Логика — по принципу сообщающихся сосудов уровень жидкой смерти снаружи приблизительно равнялся тому же, что и в пещере, а если верить размытым следам на спасительном сталагмите — и это не предел. Риск искупаться остаётся прежним, и скоро даже спасительная каменюка перестанет справляться. Тогда что, смерть?

Думать, думать надо. Руки саднило от напряжения. Память от нескольких часов, что он цеплялся за влажный камень, а чуть позже — от попыток расчистить хотя бы клочок обнажившейся суши.
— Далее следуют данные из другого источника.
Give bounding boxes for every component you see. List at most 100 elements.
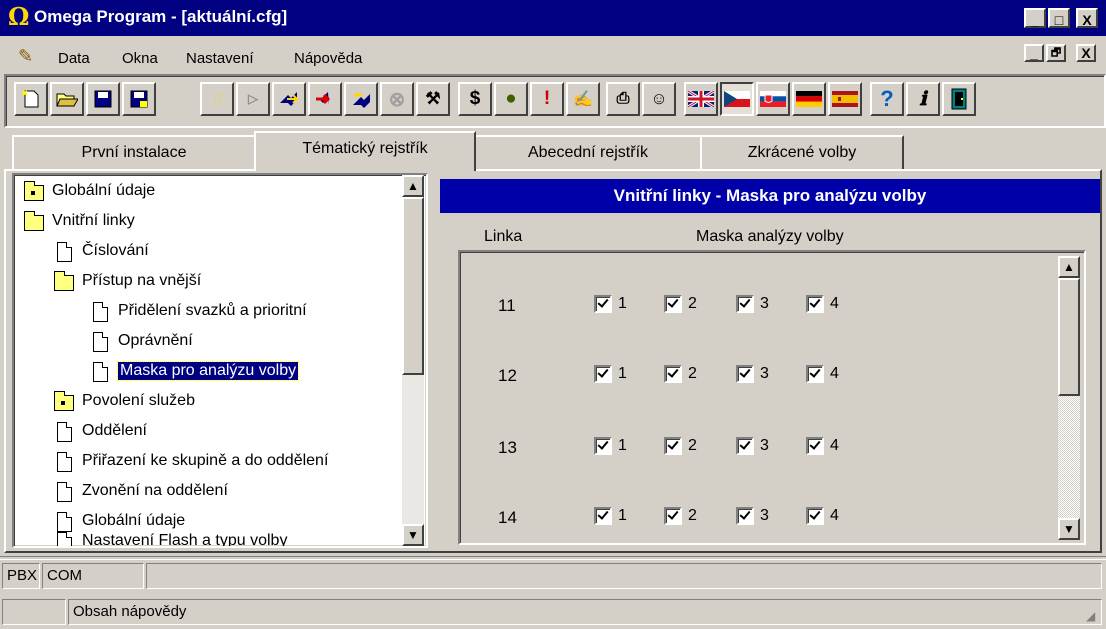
tree-scroll-down-button[interactable]: ▼ (402, 524, 424, 546)
resize-grip-icon[interactable]: ◢ (1086, 609, 1095, 623)
folder-open-icon (54, 271, 74, 291)
status-indicator (2, 599, 66, 625)
column-header-linka: Linka (484, 228, 523, 245)
alarm-icon[interactable]: ! (530, 82, 564, 116)
mask-checkbox[interactable]: 2 (664, 295, 697, 313)
tree-node-opravneni[interactable]: Oprávnění (90, 331, 193, 352)
send-icon[interactable] (272, 82, 306, 116)
mask-checkbox[interactable]: 1 (594, 437, 627, 455)
mask-checkbox[interactable]: 1 (594, 295, 627, 313)
page-icon (54, 531, 74, 546)
flag-sk-icon[interactable] (756, 82, 790, 116)
row-line-label: 12 (498, 366, 517, 385)
settings-icon[interactable]: ⚒ (416, 82, 450, 116)
menu-okna[interactable]: Okna (122, 50, 158, 67)
mask-checkbox[interactable]: 3 (736, 365, 769, 383)
mask-checkbox[interactable]: 3 (736, 437, 769, 455)
menu-bar: ✎ Data Okna Nastavení Nápověda _ 🗗 X (0, 36, 1106, 70)
tree-node-pristup-na-vnejsi[interactable]: Přístup na vnější (54, 271, 201, 291)
info-icon[interactable]: ℹ (906, 82, 940, 116)
checkbox-checked-icon (736, 507, 754, 525)
tree-node-cislovani[interactable]: Číslování (54, 241, 149, 262)
menu-nastaveni[interactable]: Nastavení (186, 50, 254, 67)
page-icon (90, 301, 110, 322)
mask-checkbox[interactable]: 4 (806, 437, 839, 455)
mdi-restore-button[interactable]: 🗗 (1046, 44, 1066, 62)
grid-scroll-up-button[interactable]: ▲ (1058, 256, 1080, 278)
page-icon (54, 421, 74, 442)
stop-icon[interactable]: ⊗ (380, 82, 414, 116)
connect-icon[interactable]: ♫ (200, 82, 234, 116)
checkbox-checked-icon (594, 295, 612, 313)
open-folder-icon[interactable] (50, 82, 84, 116)
title-bar[interactable]: Ω Omega Program - [aktuální.cfg] _ □ X (0, 0, 1106, 36)
grid-scroll-thumb[interactable] (1058, 278, 1080, 396)
tree-scroll-up-button[interactable]: ▲ (402, 175, 424, 197)
flag-cz-icon[interactable] (720, 82, 754, 116)
page-icon (90, 361, 110, 382)
user-icon[interactable]: ☺ (642, 82, 676, 116)
save-as-icon[interactable] (122, 82, 156, 116)
mask-checkbox[interactable]: 2 (664, 507, 697, 525)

Уходящая влага оставляла на камнях жутко кусачие следы, напоминающие скорее ПАВы, работающие таким же образом.

Больно дёрнуло потянутое запястье, на миг он даже задохнулся от страха. Помнилось прекрасно всё творящееся во сне — кирпичные здания, прямые линии и углы, коллектив и коллективная травля… Но здесь это всё в прошлом, вопросы о его перемещении сюда вряд ли будут когда-нибудь закрыты, ибо спросить попросту не у кого. Людей нет. Следовательно, вместе со всеми минусами общества в никуда канули и его преимущества. Например, врачи. В радиусе нескольких километров абсолютно точно не наблюдалось ни одного травм-пункта!

«Хотя, судя по растениям и животным, правильнее было бы сказать — в радиусе ближайших нескольких световых лет».

Он тряхнул головой, избавляясь от ненужного страха, и тут же, будто в отместку, больно дёрнуло надколотый об орех зуб — нет травмы, нет врачей, а когда зуб дойдёт до кондиции…

— Надо срочно ковырять юнан на предмет медицины.